In this guide I will show you how to configure Photon OS to start a container when the OS boots up. This way your container is running even if the OS gets powered off or rebooted. Or if you are running on vSphere and an HA event occurs.
Pre-Reqs
SSH into your Photon OS where your container is running and create a service file for the container that you want to auto start at boot time
Use vi editor to create a service file in /etc/systemd/system I named mine docker-admiral.service
/etc/systemd/system/docker-admiral.service
Click i and enter the information for the docker container you want to start
If this is not for admiral see items in red below that you will need to change for the container you want to start.
When everything is entered correctly hold Shift then click ZZ on the keyboard to save this file.

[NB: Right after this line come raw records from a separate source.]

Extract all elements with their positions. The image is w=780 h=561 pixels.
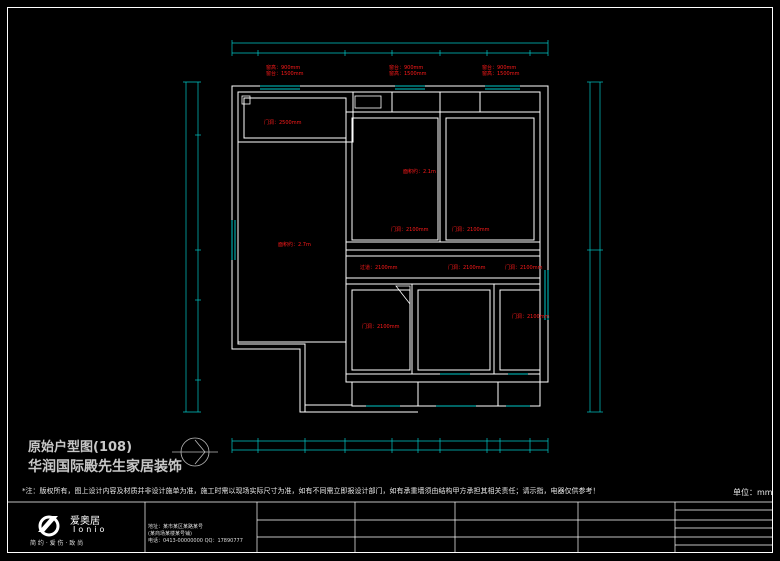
company-logo: 爱奥居 Ionio 简 约 · 爱 伤 · 致 尚	[30, 512, 145, 550]
company-name-en: Ionio	[73, 525, 108, 534]
top-label-3a: 窗台：900mm	[482, 64, 516, 71]
room-label-room-small: 门洞：2100mm	[512, 313, 550, 320]
top-dimension-line	[231, 40, 549, 56]
company-address: 地址：某市某区某路某号	[148, 524, 204, 530]
unit-label: 单位：mm	[733, 488, 773, 497]
company-slogan: 简 约 · 爱 伤 · 致 尚	[30, 540, 84, 547]
room-label-door-left: 门洞：2100mm	[391, 226, 429, 233]
right-dimension-line	[587, 81, 603, 413]
company-address-detail: (某商场某楼某号铺)	[148, 531, 192, 537]
top-label-1b: 窗台：1500mm	[266, 70, 304, 77]
room-label-door-right: 门洞：2100mm	[452, 226, 490, 233]
drawing-subtitle: 华润国际殿先生家居装饰	[28, 459, 182, 475]
company-contact: 电话：0413-00000000 QQ：17890777	[148, 538, 243, 544]
drawing-title: 原始户型图(108)	[28, 440, 133, 455]
room-label-door-mid2: 门洞：2100mm	[505, 264, 543, 271]
left-dimension-line	[183, 81, 201, 413]
fixtures	[241, 95, 411, 306]
room-label-kitchen-door: 门洞：2500mm	[264, 119, 302, 126]
room-label-door-bath: 门洞：2100mm	[362, 323, 400, 330]
top-label-3b: 窗高：1500mm	[482, 70, 520, 77]
room-label-living: 面积约：2.7m	[278, 241, 311, 248]
top-label-2b: 窗高：1500mm	[389, 70, 427, 77]
bottom-dimension-line	[231, 438, 549, 453]
room-label-corridor: 过道：2100mm	[360, 264, 398, 271]
floor-plan: 面积约：2.7m 面积约：2.1m 门洞：2500mm 过道：2100mm 门洞…	[7, 40, 773, 553]
room-label-door-mid1: 门洞：2100mm	[448, 264, 486, 271]
top-label-1a: 窗高：900mm	[266, 64, 300, 71]
drawing-note: *注：版权所有，图上设计内容及材质并非设计施单为准，施工时需以现场实际尺寸为准，…	[22, 487, 600, 495]
top-label-2a: 窗台：900mm	[389, 64, 423, 71]
room-label-bedroom1: 面积约：2.1m	[403, 168, 436, 175]
walls	[231, 85, 549, 413]
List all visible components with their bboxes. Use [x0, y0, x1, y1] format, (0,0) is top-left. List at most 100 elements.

[Unit] Description=Admiral container Requires=docker.service After=docker.service [Service] Restart=always ExecStart=/usr/bin/docker start -a admiral ExecStop=/usr/bin/docker stop -t 2 admiral [Install] WantedBy=default.target
systemctl enable docker-admiral.service
shutdown now -r
docker ps
Articles like this really grease the shafts of kngdelwoe.
how can a company that sells 500 million twinkie a year and more than 100 million loaves of bread a year (among others), still close down altogether?cant it get leaner? slash its size in half? why close entirely? i dont understand.
Could this be used to interrupt or stop a vcenter server appliance from booting up? As I understand it the VCSA 6.5 uses photonOS. Thoughts?